Faminto, o amor devorou os utensílios de meu uso: pente, navalha, escovas, tesouras de unhas, canivete. Faminto ainda, o amor devorou o uso de meus utensílios: meus banhos frios, a ópera cantada no banheiro, o aquecedor de água de fogo morto mas que parecia uma usina.


O amor comeu as frutas postas sobre a mesa. Bebeu a água dos copos e das quartinhas. Comeu o pão de propósito escondido. Bebeu as lágrimas dos olhos que, ninguém o sabia, estavam cheios de água.


O amor voltou para comer os papéis onde irrefletidamente eu tornara a escrever meu nome.

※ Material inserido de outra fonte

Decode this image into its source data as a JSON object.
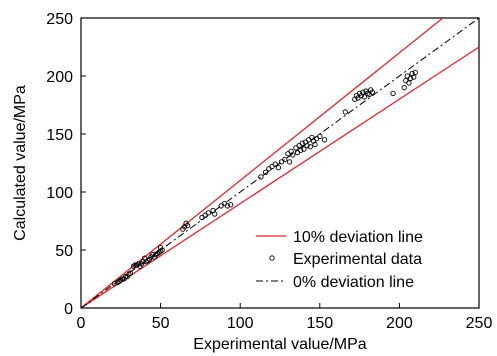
{
  "chart_data": {
    "type": "scatter",
    "xlabel": "Experimental value/MPa",
    "ylabel": "Calculated value/MPa",
    "xlim": [
      0,
      250
    ],
    "ylim": [
      0,
      250
    ],
    "x_ticks": [
      0,
      50,
      100,
      150,
      200,
      250
    ],
    "y_ticks": [
      0,
      50,
      100,
      150,
      200,
      250
    ],
    "grid": false,
    "legend_position": "bottom-right",
    "colors": {
      "deviation_10": "#e0262b",
      "deviation_0": "#000000",
      "markers": "#000000"
    },
    "series": [
      {
        "name": "10% deviation line",
        "type": "line",
        "x": [
          0,
          250
        ],
        "y_upper": [
          0,
          275
        ],
        "y_lower": [
          0,
          225
        ]
      },
      {
        "name": "Experimental data",
        "type": "scatter",
        "x": [
          21,
          23,
          24,
          25,
          26,
          27,
          28,
          29,
          30,
          31,
          33,
          34,
          35,
          36,
          37,
          38,
          39,
          40,
          41,
          42,
          43,
          44,
          45,
          46,
          47,
          48,
          49,
          50,
          50,
          51,
          64,
          65,
          66,
          67,
          76,
          78,
          80,
          83,
          84,
          88,
          90,
          92,
          94,
          113,
          116,
          118,
          120,
          122,
          124,
          126,
          128,
          130,
          131,
          132,
          133,
          135,
          136,
          137,
          138,
          139,
          140,
          141,
          142,
          143,
          144,
          145,
          146,
          147,
          148,
          150,
          153,
          166,
          172,
          173,
          174,
          175,
          176,
          177,
          178,
          179,
          180,
          181,
          182,
          183,
          196,
          203,
          204,
          205,
          206,
          207,
          208,
          209,
          210
        ],
        "y": [
          21,
          22,
          23,
          24,
          25,
          25,
          27,
          27,
          29,
          30,
          36,
          37,
          37,
          38,
          36,
          38,
          40,
          43,
          40,
          41,
          42,
          44,
          46,
          44,
          46,
          47,
          48,
          49,
          52,
          50,
          68,
          70,
          73,
          71,
          78,
          80,
          82,
          84,
          81,
          88,
          90,
          88,
          89,
          113,
          117,
          120,
          122,
          124,
          121,
          126,
          128,
          133,
          126,
          135,
          132,
          138,
          134,
          140,
          136,
          142,
          137,
          143,
          140,
          145,
          139,
          147,
          144,
          141,
          146,
          148,
          145,
          169,
          180,
          183,
          181,
          185,
          183,
          186,
          182,
          187,
          185,
          184,
          188,
          186,
          185,
          190,
          196,
          200,
          194,
          198,
          202,
          199,
          203
        ]
      },
      {
        "name": "0% deviation line",
        "type": "line",
        "x": [
          0,
          250
        ],
        "y": [
          0,
          250
        ]
      }
    ]
  }
}
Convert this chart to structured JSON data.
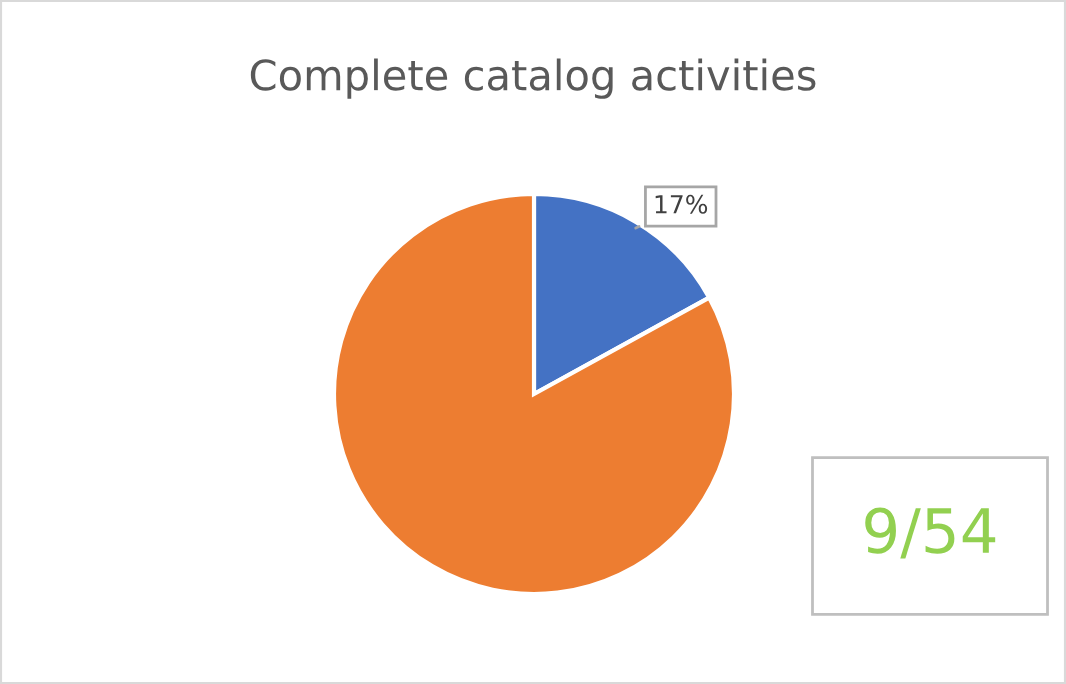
{
  "chart_data": {
    "type": "pie",
    "title": "Complete catalog activities",
    "categories": [
      null,
      null
    ],
    "values": [
      17,
      83
    ],
    "colors": [
      "#4472c4",
      "#ed7d31"
    ],
    "value_labels": [
      "17%",
      null
    ],
    "legend": false,
    "annotations": [
      "9/54"
    ]
  }
}
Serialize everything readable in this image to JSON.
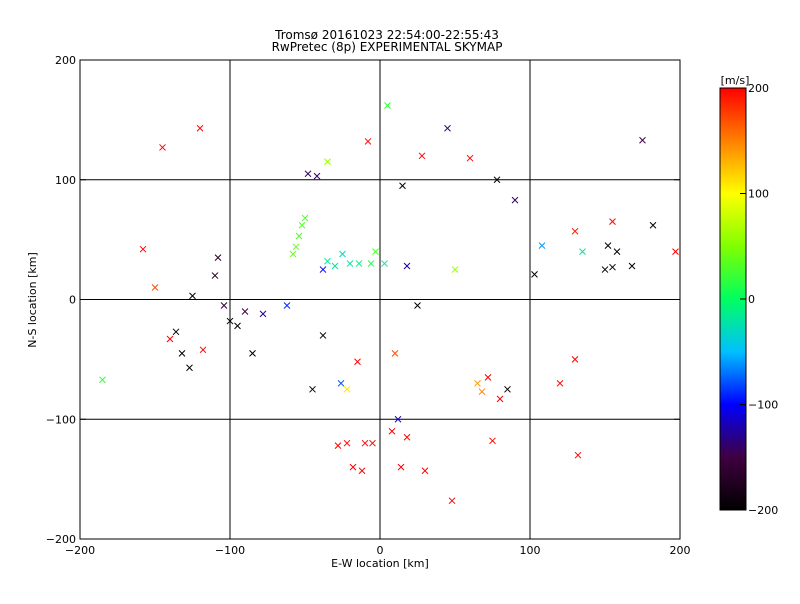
{
  "chart_data": {
    "type": "scatter",
    "title": "Tromsø 20161023 22:54:00-22:55:43",
    "subtitle": "RwPretec (8p) EXPERIMENTAL SKYMAP",
    "xlabel": "E-W location [km]",
    "ylabel": "N-S location [km]",
    "xlim": [
      -200,
      200
    ],
    "ylim": [
      -200,
      200
    ],
    "xticks": [
      -200,
      -100,
      0,
      100,
      200
    ],
    "yticks": [
      -200,
      -100,
      0,
      100,
      200
    ],
    "xtick_labels": [
      "−200",
      "−100",
      "0",
      "100",
      "200"
    ],
    "ytick_labels": [
      "−200",
      "−100",
      "0",
      "100",
      "200"
    ],
    "grid": true,
    "colorbar": {
      "label": "[m/s]",
      "range": [
        -200,
        200
      ],
      "ticks": [
        200,
        100,
        0,
        -100,
        -200
      ],
      "tick_labels": [
        "200",
        "100",
        "0",
        "−100",
        "−200"
      ],
      "colors": [
        "#000000",
        "#400040",
        "#0000ff",
        "#00c0ff",
        "#00ff60",
        "#80ff00",
        "#ffff00",
        "#ff8000",
        "#ff0000"
      ]
    },
    "marker_legend": {
      "large": "x",
      "small": "dot"
    },
    "series": [
      {
        "values": [
          {
            "x": -185,
            "y": -67,
            "v": 20,
            "m": "x"
          },
          {
            "x": -158,
            "y": 42,
            "v": 200,
            "m": "x"
          },
          {
            "x": -150,
            "y": 10,
            "v": 170,
            "m": "x"
          },
          {
            "x": -145,
            "y": 127,
            "v": 200,
            "m": "x"
          },
          {
            "x": -140,
            "y": -33,
            "v": 200,
            "m": "x"
          },
          {
            "x": -136,
            "y": -27,
            "v": -200,
            "m": "x"
          },
          {
            "x": -132,
            "y": -45,
            "v": -200,
            "m": "x"
          },
          {
            "x": -127,
            "y": -57,
            "v": -200,
            "m": "x"
          },
          {
            "x": -125,
            "y": 3,
            "v": -190,
            "m": "x"
          },
          {
            "x": -120,
            "y": 143,
            "v": 200,
            "m": "x"
          },
          {
            "x": -118,
            "y": -42,
            "v": 200,
            "m": "x"
          },
          {
            "x": -110,
            "y": 20,
            "v": -180,
            "m": "x"
          },
          {
            "x": -108,
            "y": 35,
            "v": -170,
            "m": "x"
          },
          {
            "x": -104,
            "y": -5,
            "v": -160,
            "m": "x"
          },
          {
            "x": -100,
            "y": -18,
            "v": -200,
            "m": "x"
          },
          {
            "x": -95,
            "y": -22,
            "v": -200,
            "m": "x"
          },
          {
            "x": -90,
            "y": -10,
            "v": -150,
            "m": "x"
          },
          {
            "x": -85,
            "y": -45,
            "v": -200,
            "m": "x"
          },
          {
            "x": -78,
            "y": -12,
            "v": -130,
            "m": "x"
          },
          {
            "x": -62,
            "y": -5,
            "v": -90,
            "m": "x"
          },
          {
            "x": -58,
            "y": 38,
            "v": 40,
            "m": "x"
          },
          {
            "x": -56,
            "y": 44,
            "v": 40,
            "m": "x"
          },
          {
            "x": -54,
            "y": 53,
            "v": 30,
            "m": "x"
          },
          {
            "x": -52,
            "y": 62,
            "v": 30,
            "m": "x"
          },
          {
            "x": -50,
            "y": 68,
            "v": 30,
            "m": "x"
          },
          {
            "x": -48,
            "y": 105,
            "v": -140,
            "m": "x"
          },
          {
            "x": -45,
            "y": -75,
            "v": -200,
            "m": "x"
          },
          {
            "x": -42,
            "y": 103,
            "v": -140,
            "m": "x"
          },
          {
            "x": -38,
            "y": 25,
            "v": -100,
            "m": "x"
          },
          {
            "x": -35,
            "y": 32,
            "v": -20,
            "m": "x"
          },
          {
            "x": -35,
            "y": 115,
            "v": 60,
            "m": "x"
          },
          {
            "x": -38,
            "y": -30,
            "v": -200,
            "m": "x"
          },
          {
            "x": -30,
            "y": 28,
            "v": -20,
            "m": "x"
          },
          {
            "x": -28,
            "y": -122,
            "v": 200,
            "m": "x"
          },
          {
            "x": -26,
            "y": -70,
            "v": -80,
            "m": "x"
          },
          {
            "x": -25,
            "y": 38,
            "v": -30,
            "m": "x"
          },
          {
            "x": -22,
            "y": -75,
            "v": 110,
            "m": "x"
          },
          {
            "x": -22,
            "y": -120,
            "v": 200,
            "m": "x"
          },
          {
            "x": -20,
            "y": 30,
            "v": -20,
            "m": "x"
          },
          {
            "x": -18,
            "y": -140,
            "v": 200,
            "m": "x"
          },
          {
            "x": -15,
            "y": -52,
            "v": 200,
            "m": "x"
          },
          {
            "x": -14,
            "y": 30,
            "v": -10,
            "m": "x"
          },
          {
            "x": -12,
            "y": -143,
            "v": 200,
            "m": "x"
          },
          {
            "x": -10,
            "y": -120,
            "v": 200,
            "m": "x"
          },
          {
            "x": -8,
            "y": 132,
            "v": 200,
            "m": "x"
          },
          {
            "x": -6,
            "y": 30,
            "v": 10,
            "m": "x"
          },
          {
            "x": -5,
            "y": -120,
            "v": 200,
            "m": "x"
          },
          {
            "x": -3,
            "y": 40,
            "v": 30,
            "m": "x"
          },
          {
            "x": 3,
            "y": 30,
            "v": -20,
            "m": "x"
          },
          {
            "x": 5,
            "y": 162,
            "v": 20,
            "m": "x"
          },
          {
            "x": 8,
            "y": -110,
            "v": 200,
            "m": "x"
          },
          {
            "x": 10,
            "y": -45,
            "v": 170,
            "m": "x"
          },
          {
            "x": 12,
            "y": -100,
            "v": -120,
            "m": "x"
          },
          {
            "x": 14,
            "y": -140,
            "v": 200,
            "m": "x"
          },
          {
            "x": 15,
            "y": 95,
            "v": -200,
            "m": "x"
          },
          {
            "x": 18,
            "y": -115,
            "v": 200,
            "m": "x"
          },
          {
            "x": 18,
            "y": 28,
            "v": -120,
            "m": "x"
          },
          {
            "x": 25,
            "y": -5,
            "v": -200,
            "m": "x"
          },
          {
            "x": 28,
            "y": 120,
            "v": 200,
            "m": "x"
          },
          {
            "x": 30,
            "y": -143,
            "v": 200,
            "m": "x"
          },
          {
            "x": 45,
            "y": 143,
            "v": -140,
            "m": "x"
          },
          {
            "x": 48,
            "y": -168,
            "v": 200,
            "m": "x"
          },
          {
            "x": 50,
            "y": 25,
            "v": 60,
            "m": "x"
          },
          {
            "x": 60,
            "y": 118,
            "v": 200,
            "m": "x"
          },
          {
            "x": 65,
            "y": -70,
            "v": 140,
            "m": "x"
          },
          {
            "x": 68,
            "y": -77,
            "v": 150,
            "m": "x"
          },
          {
            "x": 72,
            "y": -65,
            "v": 200,
            "m": "x"
          },
          {
            "x": 75,
            "y": -118,
            "v": 200,
            "m": "x"
          },
          {
            "x": 78,
            "y": 100,
            "v": -200,
            "m": "x"
          },
          {
            "x": 80,
            "y": -83,
            "v": 200,
            "m": "x"
          },
          {
            "x": 85,
            "y": -75,
            "v": -200,
            "m": "x"
          },
          {
            "x": 90,
            "y": 83,
            "v": -140,
            "m": "x"
          },
          {
            "x": 103,
            "y": 21,
            "v": -200,
            "m": "x"
          },
          {
            "x": 108,
            "y": 45,
            "v": -60,
            "m": "x"
          },
          {
            "x": 120,
            "y": -70,
            "v": 200,
            "m": "x"
          },
          {
            "x": 130,
            "y": 57,
            "v": 190,
            "m": "x"
          },
          {
            "x": 130,
            "y": -50,
            "v": 200,
            "m": "x"
          },
          {
            "x": 132,
            "y": -130,
            "v": 200,
            "m": "x"
          },
          {
            "x": 135,
            "y": 40,
            "v": -20,
            "m": "x"
          },
          {
            "x": 150,
            "y": 25,
            "v": -200,
            "m": "x"
          },
          {
            "x": 152,
            "y": 45,
            "v": -200,
            "m": "x"
          },
          {
            "x": 155,
            "y": 27,
            "v": -200,
            "m": "x"
          },
          {
            "x": 155,
            "y": 65,
            "v": 200,
            "m": "x"
          },
          {
            "x": 158,
            "y": 40,
            "v": -200,
            "m": "x"
          },
          {
            "x": 168,
            "y": 28,
            "v": -200,
            "m": "x"
          },
          {
            "x": 175,
            "y": 133,
            "v": -150,
            "m": "x"
          },
          {
            "x": 182,
            "y": 62,
            "v": -200,
            "m": "x"
          },
          {
            "x": 197,
            "y": 40,
            "v": 200,
            "m": "x"
          }
        ]
      }
    ]
  }
}
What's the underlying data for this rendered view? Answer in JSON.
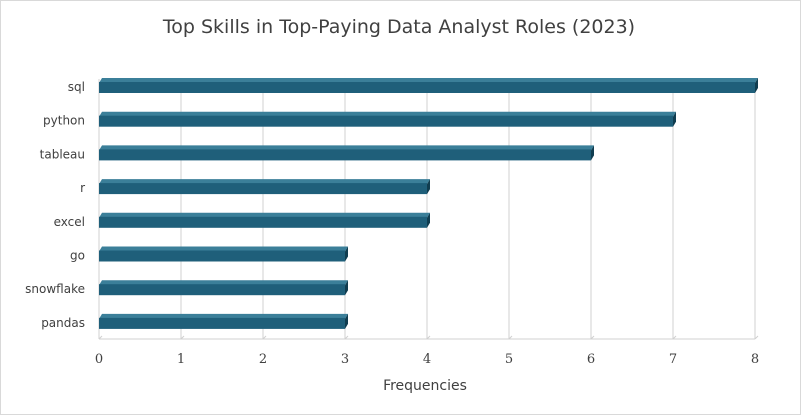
{
  "chart_data": {
    "type": "bar",
    "orientation": "horizontal",
    "title": "Top Skills in Top-Paying Data Analyst Roles (2023)",
    "xlabel": "Frequencies",
    "ylabel": "",
    "categories": [
      "sql",
      "python",
      "tableau",
      "r",
      "excel",
      "go",
      "snowflake",
      "pandas"
    ],
    "values": [
      8,
      7,
      6,
      4,
      4,
      3,
      3,
      3
    ],
    "xlim": [
      0,
      8
    ],
    "xticks": [
      0,
      1,
      2,
      3,
      4,
      5,
      6,
      7,
      8
    ],
    "grid": true,
    "legend": "none",
    "colors": {
      "bar_front": "#1f5f7a",
      "bar_top": "#3b7f99",
      "bar_side": "#103d50",
      "gridline": "#d0d0d0"
    }
  }
}
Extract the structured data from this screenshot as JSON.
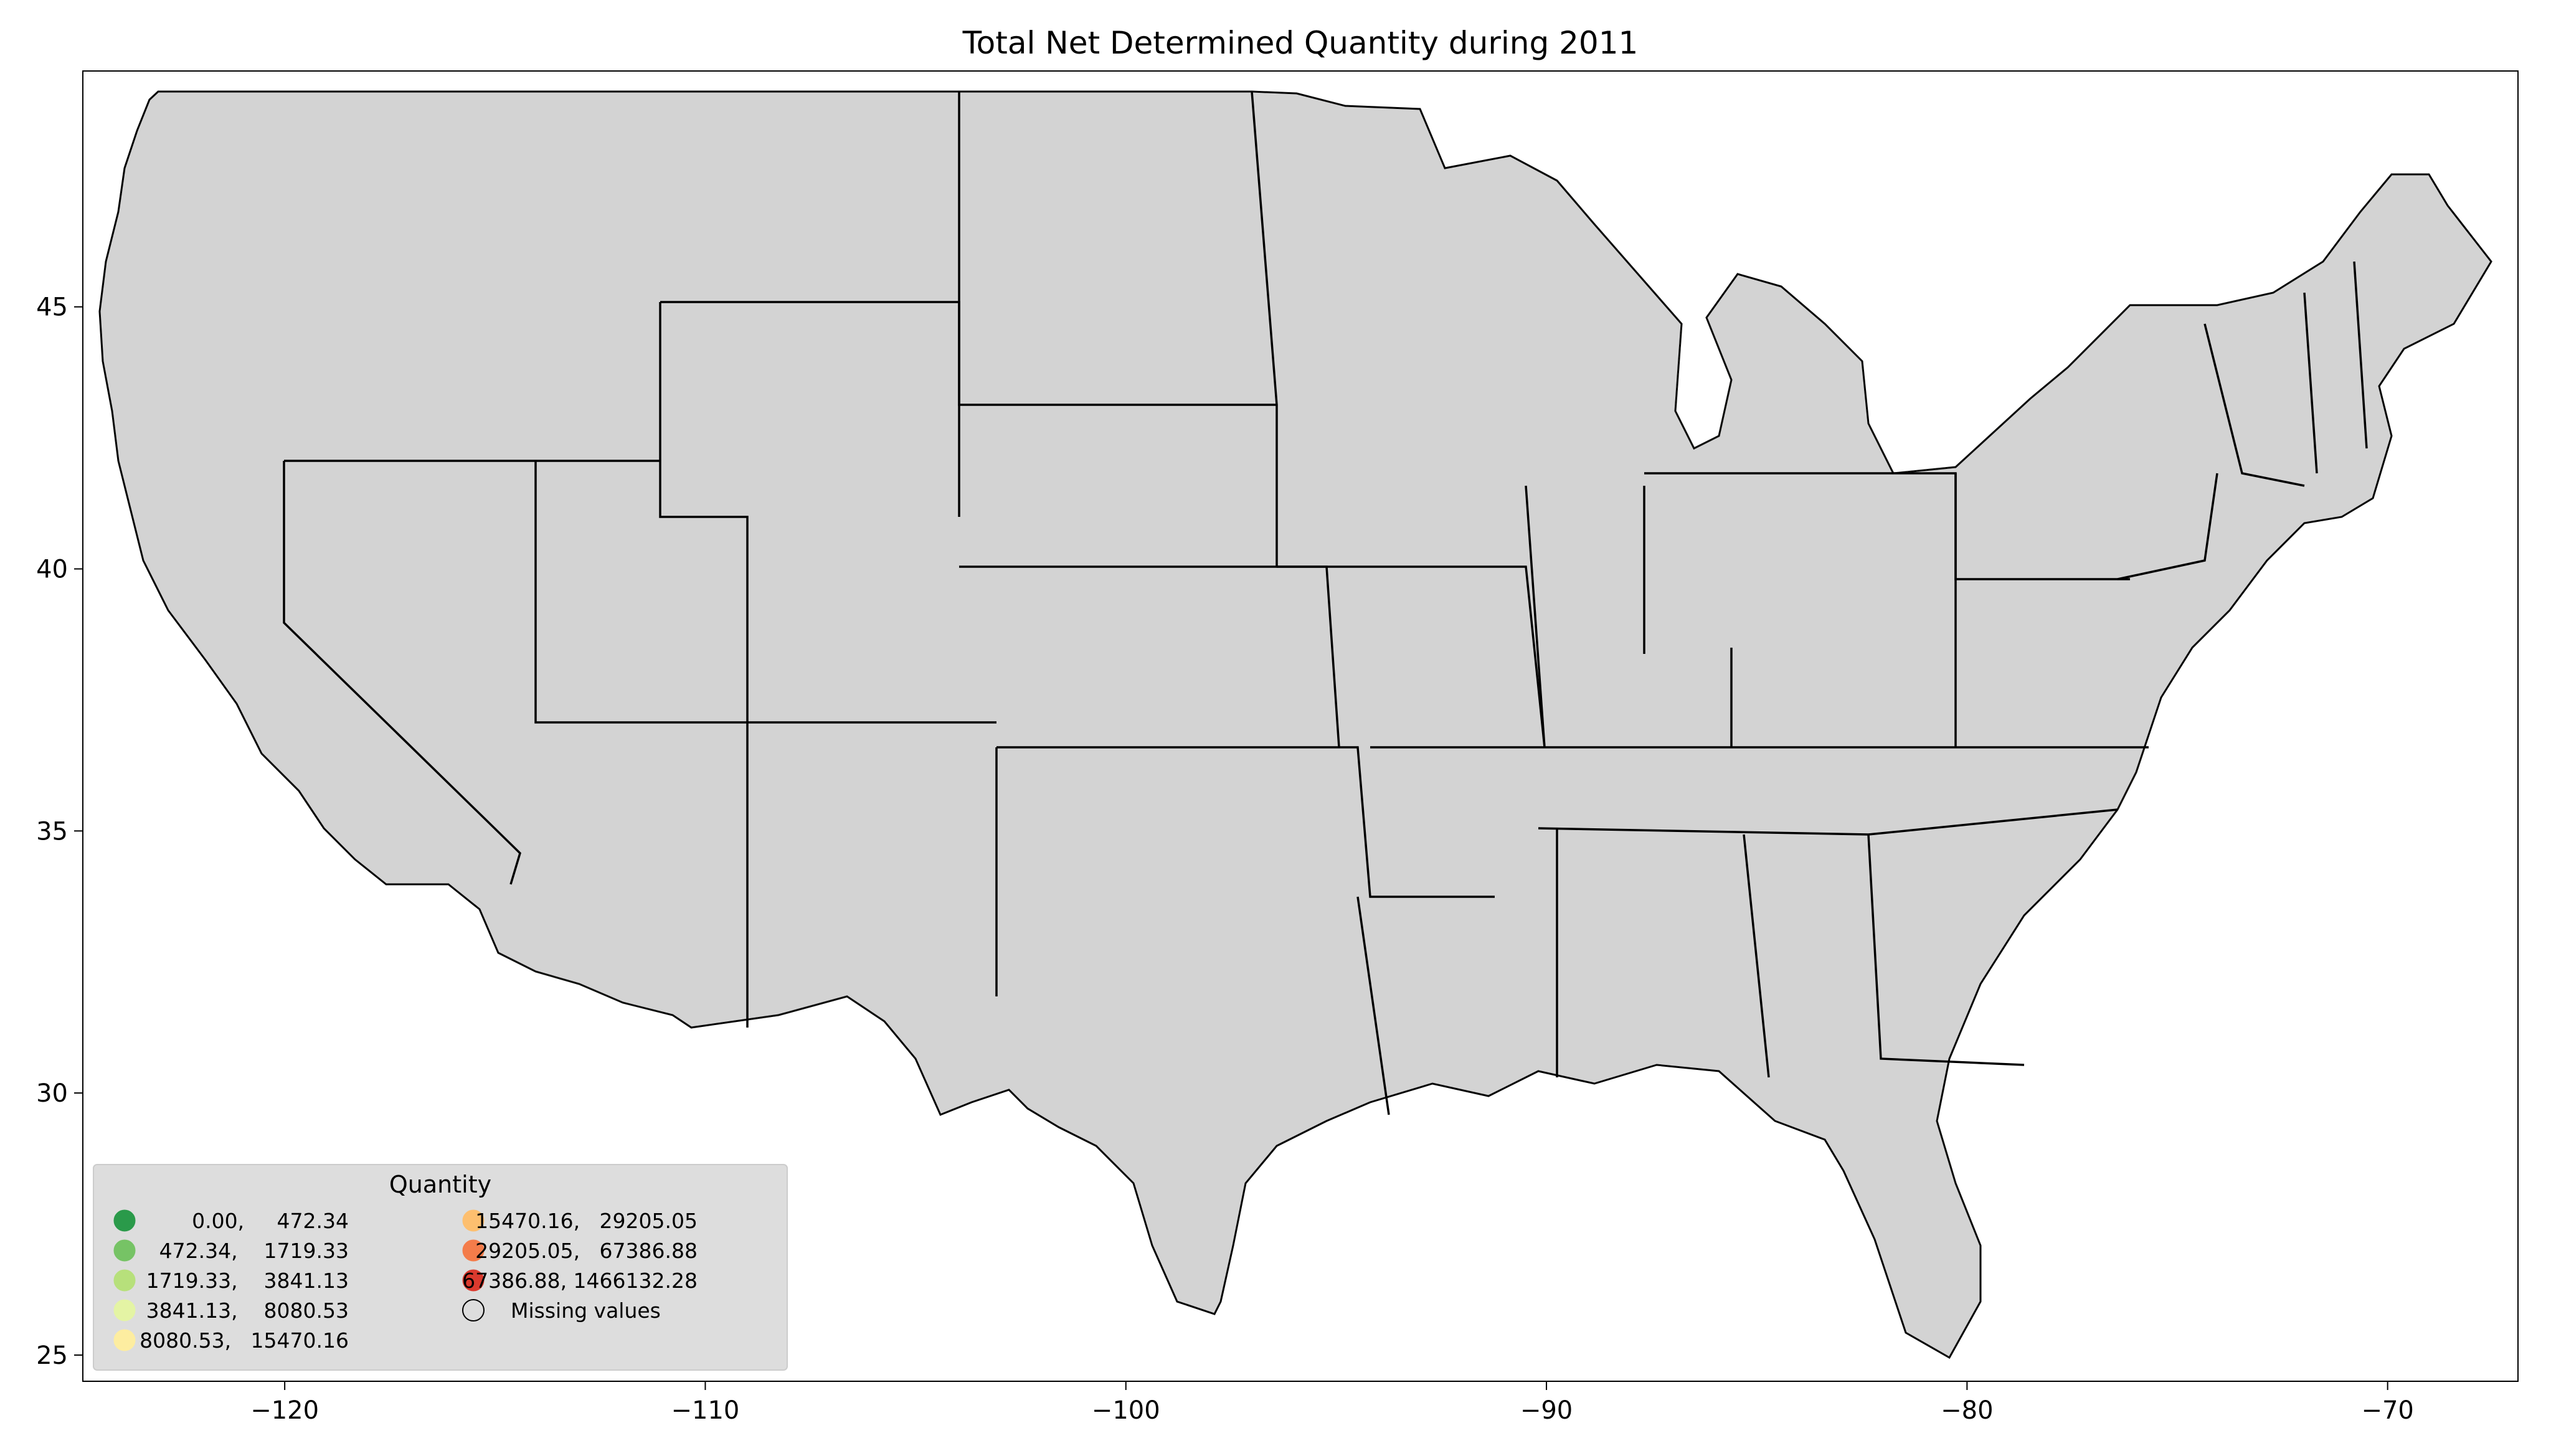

O amor roeu minha infância, de dedos sujos de tinta, cabelo caindo nos olhos, botinas nunca engraxadas. O amor roeu o menino esquivo, sempre nos cantos, e que riscava os livros, mordia o lápis, andava na rua chutando pedras. Roeu as conversas, junto à bomba de gasolina do largo, com os primos que tudo sabiam sobre passarinhos, sobre uma mulher, sobre marcas de automóvel.


O amor comeu meu Estado e minha cidade. Drenou a água morta dos mangues, aboliu a maré. Comeu os mangues crespos e de folhas duras, comeu o verde ácido das plantas de cana cobrindo os morros regulares, cortados pelas barreiras vermelhas, pelo trenzinho preto, pelas chaminés.  Comeu o cheiro de cana cortada e o cheiro de maresia. Comeu até essas coisas de que eu desesperava por não saber falar delas em verso.


O amor comeu até os dias ainda não anunciados nas folhinhas. Comeu os minutos de adiantamento de meu relógio, os anos que as linhas de minha mão asseguravam. Comeu o futuro grande atleta, o futuro grande poeta. Comeu as futuras viagens em volta da terra, as futuras estantes em volta da sala.


O amor comeu minha paz e minha guerra. Meu dia e minha noite. Meu inverno e meu verão. Comeu meu silêncio, minha dor de cabeça, meu medo da morte.